[SQL Death] Apache Pinot Query Optimizer
- Date:
- Mon Feb 24, 2025 @ 04:30pm EDT
- Date:
- Mon Feb 24, 2025
- Time:
- 04:30pm EDT
- Location:
- https://cmu.zoom.us/j/93441451665?pwd=i9IsGbJAvpBFIfuCjGE3joyNKBA2RL.1Zoom
- Title:
- Apache Pinot Query Optimizer
- Speakers:
- Yash Mayya , Gonzalo Ortiz
- Video:
- YouTube
Talk Info:
Apache Pinot is a distributed real-time OLAP database, part of a fast-growing segment designed for large-scale, user-facing analytics. Its primary query language is SQL, and it excels at low-latency queries, high throughput, and fresh data.

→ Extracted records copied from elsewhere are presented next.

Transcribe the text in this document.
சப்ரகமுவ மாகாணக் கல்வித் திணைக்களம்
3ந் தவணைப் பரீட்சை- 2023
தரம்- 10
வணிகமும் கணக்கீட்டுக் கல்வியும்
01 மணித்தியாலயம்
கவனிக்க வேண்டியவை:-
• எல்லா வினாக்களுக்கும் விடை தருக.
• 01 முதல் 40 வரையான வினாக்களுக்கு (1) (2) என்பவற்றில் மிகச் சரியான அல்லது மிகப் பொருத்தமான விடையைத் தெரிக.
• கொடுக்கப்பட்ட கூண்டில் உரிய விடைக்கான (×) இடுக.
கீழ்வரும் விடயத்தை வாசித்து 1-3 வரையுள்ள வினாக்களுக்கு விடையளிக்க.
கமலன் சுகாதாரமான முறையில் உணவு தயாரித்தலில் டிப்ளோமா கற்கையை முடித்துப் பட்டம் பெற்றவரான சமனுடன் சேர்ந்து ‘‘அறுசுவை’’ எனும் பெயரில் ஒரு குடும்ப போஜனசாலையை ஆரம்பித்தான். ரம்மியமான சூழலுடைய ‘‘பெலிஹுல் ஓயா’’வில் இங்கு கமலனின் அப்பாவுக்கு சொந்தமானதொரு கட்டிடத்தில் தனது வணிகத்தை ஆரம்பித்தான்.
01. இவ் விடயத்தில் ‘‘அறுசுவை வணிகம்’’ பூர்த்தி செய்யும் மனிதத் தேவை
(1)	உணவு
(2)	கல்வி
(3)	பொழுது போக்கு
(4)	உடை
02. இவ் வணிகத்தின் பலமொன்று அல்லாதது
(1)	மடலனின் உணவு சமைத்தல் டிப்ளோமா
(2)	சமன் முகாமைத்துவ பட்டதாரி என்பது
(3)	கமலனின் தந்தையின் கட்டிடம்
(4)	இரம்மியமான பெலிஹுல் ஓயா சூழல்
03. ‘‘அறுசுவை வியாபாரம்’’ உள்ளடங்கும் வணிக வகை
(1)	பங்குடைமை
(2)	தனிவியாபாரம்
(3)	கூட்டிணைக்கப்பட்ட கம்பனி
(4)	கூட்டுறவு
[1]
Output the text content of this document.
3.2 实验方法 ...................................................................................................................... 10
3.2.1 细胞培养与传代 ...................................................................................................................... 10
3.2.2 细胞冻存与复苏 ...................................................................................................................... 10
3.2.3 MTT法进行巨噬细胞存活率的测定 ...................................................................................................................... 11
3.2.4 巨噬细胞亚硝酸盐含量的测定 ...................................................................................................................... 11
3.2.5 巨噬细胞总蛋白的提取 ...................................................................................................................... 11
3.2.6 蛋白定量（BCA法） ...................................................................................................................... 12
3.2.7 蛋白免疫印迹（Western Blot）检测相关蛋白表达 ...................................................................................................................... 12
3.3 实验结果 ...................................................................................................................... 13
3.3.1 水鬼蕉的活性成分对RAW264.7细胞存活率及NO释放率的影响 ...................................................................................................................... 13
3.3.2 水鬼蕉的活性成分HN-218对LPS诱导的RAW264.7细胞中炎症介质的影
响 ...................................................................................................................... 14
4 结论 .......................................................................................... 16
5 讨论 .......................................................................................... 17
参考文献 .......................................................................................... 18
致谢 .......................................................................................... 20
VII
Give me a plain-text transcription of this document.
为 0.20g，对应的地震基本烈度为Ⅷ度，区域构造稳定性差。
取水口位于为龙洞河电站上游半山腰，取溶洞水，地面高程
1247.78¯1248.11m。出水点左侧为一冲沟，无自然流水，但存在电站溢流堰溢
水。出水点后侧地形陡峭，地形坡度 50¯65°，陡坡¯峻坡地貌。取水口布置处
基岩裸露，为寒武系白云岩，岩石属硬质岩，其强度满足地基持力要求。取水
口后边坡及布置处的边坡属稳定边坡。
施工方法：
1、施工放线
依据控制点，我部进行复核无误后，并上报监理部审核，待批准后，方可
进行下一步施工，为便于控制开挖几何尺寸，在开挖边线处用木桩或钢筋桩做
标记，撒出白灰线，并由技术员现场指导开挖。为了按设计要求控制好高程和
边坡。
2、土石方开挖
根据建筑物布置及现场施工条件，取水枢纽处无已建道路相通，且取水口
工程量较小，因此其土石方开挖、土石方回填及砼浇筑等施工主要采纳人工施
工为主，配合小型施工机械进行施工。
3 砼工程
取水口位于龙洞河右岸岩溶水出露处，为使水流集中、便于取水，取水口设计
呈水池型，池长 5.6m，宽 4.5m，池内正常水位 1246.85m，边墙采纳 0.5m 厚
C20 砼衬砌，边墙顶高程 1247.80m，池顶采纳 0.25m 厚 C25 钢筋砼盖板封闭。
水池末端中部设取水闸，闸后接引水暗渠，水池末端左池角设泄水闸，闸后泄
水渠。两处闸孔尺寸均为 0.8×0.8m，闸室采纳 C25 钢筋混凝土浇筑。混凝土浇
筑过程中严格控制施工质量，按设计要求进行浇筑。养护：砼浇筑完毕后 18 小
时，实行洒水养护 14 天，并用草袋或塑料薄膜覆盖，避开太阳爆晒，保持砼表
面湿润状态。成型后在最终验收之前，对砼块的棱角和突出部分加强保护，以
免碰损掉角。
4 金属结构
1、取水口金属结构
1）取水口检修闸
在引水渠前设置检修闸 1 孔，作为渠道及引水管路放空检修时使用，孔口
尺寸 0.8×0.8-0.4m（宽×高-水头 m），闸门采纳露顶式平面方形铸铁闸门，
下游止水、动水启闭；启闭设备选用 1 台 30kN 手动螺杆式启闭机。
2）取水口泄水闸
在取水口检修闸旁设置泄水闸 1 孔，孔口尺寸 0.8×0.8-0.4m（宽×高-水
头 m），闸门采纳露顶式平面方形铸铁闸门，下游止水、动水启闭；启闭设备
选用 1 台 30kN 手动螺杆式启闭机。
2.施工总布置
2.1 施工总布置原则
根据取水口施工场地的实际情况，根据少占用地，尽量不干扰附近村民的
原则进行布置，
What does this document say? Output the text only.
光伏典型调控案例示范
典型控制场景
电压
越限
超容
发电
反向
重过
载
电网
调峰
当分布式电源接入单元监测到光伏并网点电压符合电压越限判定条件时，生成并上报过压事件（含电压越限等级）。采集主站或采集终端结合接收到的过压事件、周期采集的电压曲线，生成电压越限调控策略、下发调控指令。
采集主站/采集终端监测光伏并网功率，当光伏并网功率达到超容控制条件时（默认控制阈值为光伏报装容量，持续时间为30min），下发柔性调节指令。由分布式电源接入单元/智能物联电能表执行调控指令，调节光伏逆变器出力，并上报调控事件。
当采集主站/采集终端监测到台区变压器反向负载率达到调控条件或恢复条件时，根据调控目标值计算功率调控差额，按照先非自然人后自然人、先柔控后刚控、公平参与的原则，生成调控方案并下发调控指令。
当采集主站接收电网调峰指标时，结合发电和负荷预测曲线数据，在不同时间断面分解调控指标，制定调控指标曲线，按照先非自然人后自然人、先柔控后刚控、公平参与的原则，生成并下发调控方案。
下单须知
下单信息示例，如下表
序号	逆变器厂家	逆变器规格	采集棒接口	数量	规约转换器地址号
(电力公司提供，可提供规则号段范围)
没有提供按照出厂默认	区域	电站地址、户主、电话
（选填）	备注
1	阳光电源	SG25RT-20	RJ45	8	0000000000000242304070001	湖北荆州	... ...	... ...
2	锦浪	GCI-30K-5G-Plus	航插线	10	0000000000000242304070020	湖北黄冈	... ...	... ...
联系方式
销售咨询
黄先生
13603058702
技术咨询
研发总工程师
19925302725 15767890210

Currently, Pinot supports two SQL dialects, and we are building a compatibility layer to enable pluggable time-series query languages, with Uber’s M3 and PromQL as the first integrations. But these languages are just interfaces. Once parsed and validated, queries are transformed into Pinot’s relational algebra, optimized, and executed by the same query engine—where the real magic happens.
In this talk, we’ll explore what makes Pinot’s query engine fast and dive into some of the interesting optimization techniques we apply. While we’ll briefly cover classical strategies (such as disk layouts and indexing), the focus will be on the unique challenges of distributed real-time OLAP systems. This includes data shuffling strategies for joins and dynamic filtering, both critical for maintaining performance at scale.
This talk is part of the SQL or Death? Seminar Series.
Zoom Link: https://cmu.zoom.us/j/93441451665 (Passcode 261758)
Bio:
Yash Mayya is currently a Software Engineer at StarTree and an Apache Pinot committer working on Pinot's query engine. Prior to this, he worked on the Kafka Connect ecosystem at Confluent and is also a committer on the open-source Apache Kafka project. Yash is an open-source enthusiast with a passion for distributed systems and data infrastructure.
Gonzalo Ortiz is a software engineer with 15 years of experience in database query languages, with a particular focus on query language model transformations. He began his career at ETH Zurich before transitioning to the private sector, where he worked on a proxy that transformed MongoDB queries into Postgres. Then, he spent five years at Devo Inc., where he worked on a proprietary distributed database supporting queries in both SQL and LINQ. Since 2022, he has been working at StarTree Inc., contributing to Apache Pinot with a focus on the multi-stage query engine.